Zweitens: Höre nicht auf die Stimmen.
Drittens: Zu keiner Zeit – unter keinen Umständen – dreh dich um.«
Uvonagh, Südküste, Frühsommer im Jahr 1098 des zweiten Zyklus
Der Abend war über den Tempel hereingebrochen.
Die Sonne hing tief und tauchte die Szenerie in ein warmes, rötliches Licht: Die leise rauschenden Bäume, die sich auf der Steilklippe erhoben, das hohe Gras, die Möwen, die kreischend durch die Lüfte segelten und sich immer wieder in die Wellen des Meeres hinabstürzten.

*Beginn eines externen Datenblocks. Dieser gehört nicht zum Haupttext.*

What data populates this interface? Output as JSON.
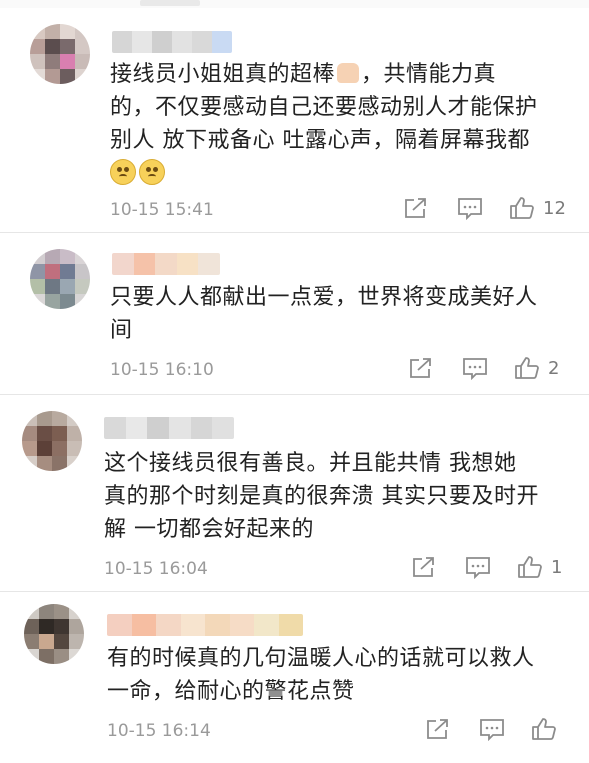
{
  "comments": [
    {
      "text_1": "接线员小姐姐真的超棒",
      "text_2": "，共情能力真",
      "text_3": "的，不仅要感动自己还要感动别人才能保护",
      "text_4": "别人 放下戒备心 吐露心声，隔着屏幕我都",
      "time": "10-15 15:41",
      "likes": "12"
    },
    {
      "text_1": "只要人人都献出一点爱，世界将变成美好人",
      "text_2": "间",
      "time": "10-15 16:10",
      "likes": "2"
    },
    {
      "text_1": "这个接线员很有善良。并且能共情 我想她",
      "text_2": "真的那个时刻是真的很奔溃 其实只要及时开",
      "text_3": "解 一切都会好起来的",
      "time": "10-15 16:04",
      "likes": "1"
    },
    {
      "text_1": "有的时候真的几句温暖人心的话就可以救人",
      "text_2": "一命，给耐心的警花点赞",
      "time": "10-15 16:14",
      "likes": ""
    }
  ],
  "icons": {
    "share": "share-icon",
    "comment": "comment-icon",
    "like": "thumbs-up-icon"
  },
  "colors": {
    "text": "#222222",
    "meta": "#9a9a9a",
    "icon": "#8c8c8c"
  }
}
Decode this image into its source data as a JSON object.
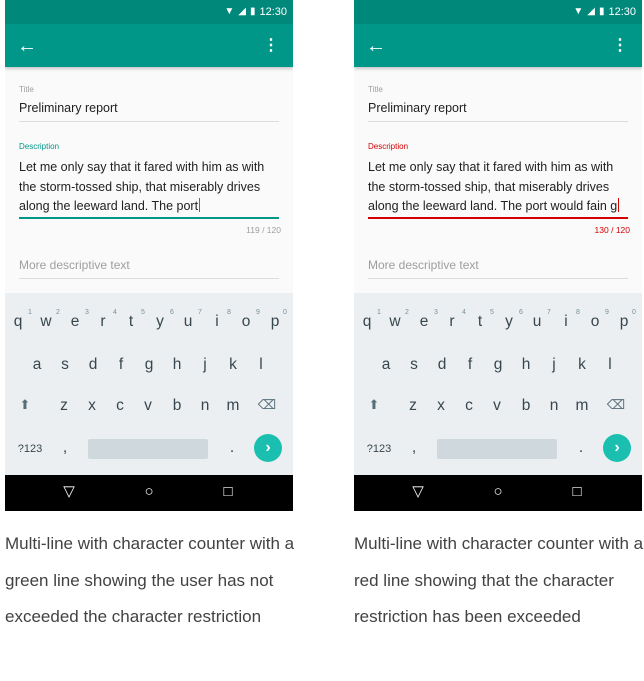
{
  "status_bar": {
    "time": "12:30"
  },
  "colors": {
    "teal": "#009688",
    "teal_dark": "#00897b",
    "error_red": "#d50000"
  },
  "screens": [
    {
      "title_label": "Title",
      "title_value": "Preliminary report",
      "description_label": "Description",
      "description_text": "Let me only say that it fared with him as with the storm-tossed ship, that miserably drives along the leeward land. The port",
      "counter": "119 / 120",
      "more_placeholder": "More descriptive text",
      "state": "valid",
      "caption": "Multi-line with character counter with a green line showing the user has not exceeded the character restriction"
    },
    {
      "title_label": "Title",
      "title_value": "Preliminary report",
      "description_label": "Description",
      "description_text": "Let me only say that it fared with him as with the storm-tossed ship, that miserably drives along the leeward land. The port would fain g",
      "counter": "130 / 120",
      "more_placeholder": "More descriptive text",
      "state": "error",
      "caption": "Multi-line with character counter with a red line showing that the character restriction has been exceeded"
    }
  ],
  "keyboard": {
    "row1": [
      "q",
      "w",
      "e",
      "r",
      "t",
      "y",
      "u",
      "i",
      "o",
      "p"
    ],
    "row1_numbers": [
      "1",
      "2",
      "3",
      "4",
      "5",
      "6",
      "7",
      "8",
      "9",
      "0"
    ],
    "row2": [
      "a",
      "s",
      "d",
      "f",
      "g",
      "h",
      "j",
      "k",
      "l"
    ],
    "row3": [
      "z",
      "x",
      "c",
      "v",
      "b",
      "n",
      "m"
    ],
    "symbols_key": "?123",
    "comma_key": ",",
    "period_key": ".",
    "shift_icon": "shift-icon",
    "backspace_icon": "backspace-icon",
    "enter_icon": "chevron-right-icon"
  },
  "icons": {
    "back": "arrow-back-icon",
    "overflow": "more-vert-icon",
    "nav_back": "nav-back-triangle-icon",
    "nav_home": "nav-home-circle-icon",
    "nav_recents": "nav-recents-square-icon"
  }
}
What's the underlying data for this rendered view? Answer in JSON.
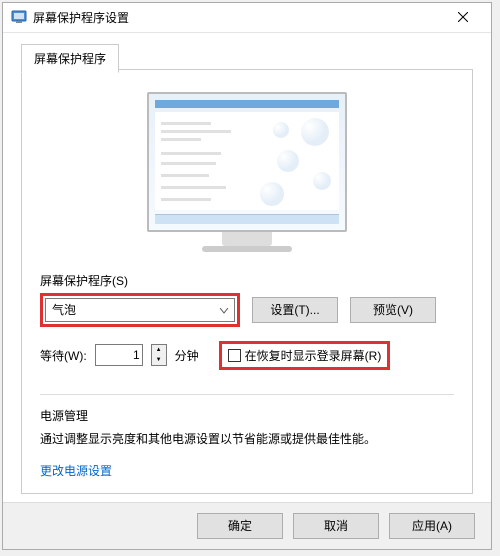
{
  "titlebar": {
    "title": "屏幕保护程序设置"
  },
  "tab": {
    "label": "屏幕保护程序"
  },
  "screensaver": {
    "section_label": "屏幕保护程序(S)",
    "selected": "气泡",
    "settings_btn": "设置(T)...",
    "preview_btn": "预览(V)"
  },
  "wait": {
    "label": "等待(W):",
    "value": "1",
    "unit": "分钟",
    "resume_checkbox_label": "在恢复时显示登录屏幕(R)",
    "resume_checked": false
  },
  "power": {
    "title": "电源管理",
    "desc": "通过调整显示亮度和其他电源设置以节省能源或提供最佳性能。",
    "link": "更改电源设置"
  },
  "buttons": {
    "ok": "确定",
    "cancel": "取消",
    "apply": "应用(A)"
  }
}
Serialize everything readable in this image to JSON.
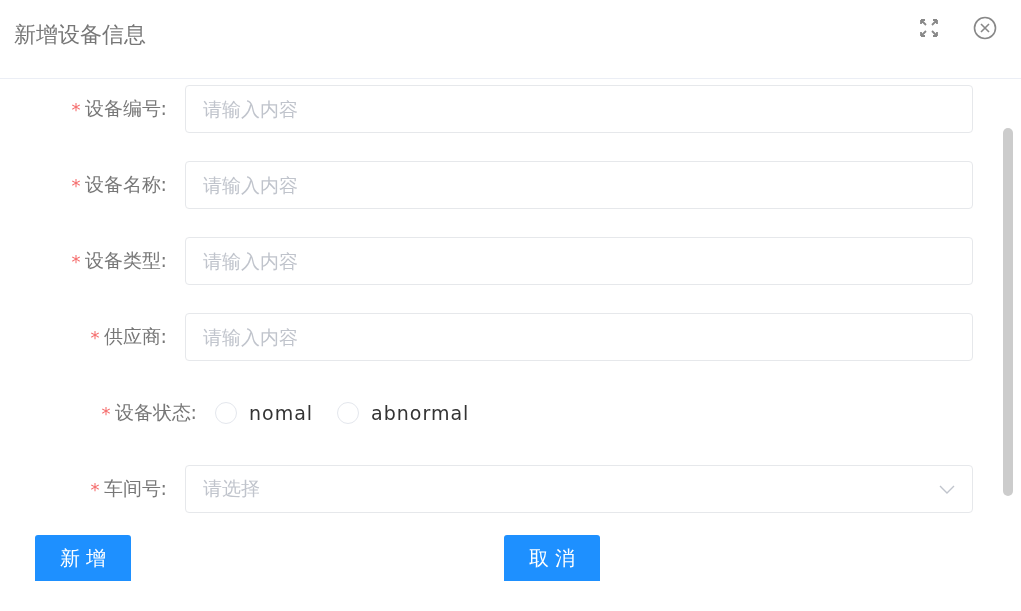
{
  "dialog": {
    "title": "新增设备信息"
  },
  "fields": [
    {
      "kind": "input",
      "label": "设备编号:",
      "required_mark": "*",
      "placeholder": "请输入内容"
    },
    {
      "kind": "input",
      "label": "设备名称:",
      "required_mark": "*",
      "placeholder": "请输入内容"
    },
    {
      "kind": "input",
      "label": "设备类型:",
      "required_mark": "*",
      "placeholder": "请输入内容"
    },
    {
      "kind": "input",
      "label": "供应商:",
      "required_mark": "*",
      "placeholder": "请输入内容"
    },
    {
      "kind": "radio",
      "label": "设备状态:",
      "required_mark": "*",
      "options": [
        {
          "label": "nomal",
          "selected": false
        },
        {
          "label": "abnormal",
          "selected": false
        }
      ]
    },
    {
      "kind": "select",
      "label": "车间号:",
      "required_mark": "*",
      "placeholder": "请选择"
    }
  ],
  "buttons": [
    {
      "label": "新 增"
    },
    {
      "label": "取 消"
    }
  ]
}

Der Krieg war gekommen und vorübergezogen wie alle Kriege zuvor, und die Verwüstung, die er hinterlassen hatte, war unbeschreiblich. Täglich pilgerten hunderte von Menschen zu den Tempelanlagen an der Küste, nicht nur um zu beten, sondern auch um zu betteln und milde Gaben zu erflehen, hauptsächlich Korn und Milch, von denen der Orden selbst viel zu wenig hatte. Manche brachten auch Opfer dar, doch es reichte bei Weitem nicht, das Los aller Armen erträglich zu machen. Viele junge Frauen pilgerten in den Tempel, um den Lichten um einen Abbruch ihrer Schwangerschaft zu bitten. Die meisten von ihnen waren Opfer marodierender Soldaten geworden oder hatten mit den jetzt brachliegenden Feldern keine Möglichkeit, ein zusätzliches Maul zu stopfen. Die Ordensschwestern taten für die Menschen, was sie konnten, und nachdem es vor einigen Tagen das erste Mal seit langem wieder geregnet hatte, waren sie sich einig, dass der Beistand des Lichten sie nicht verlassen hatte.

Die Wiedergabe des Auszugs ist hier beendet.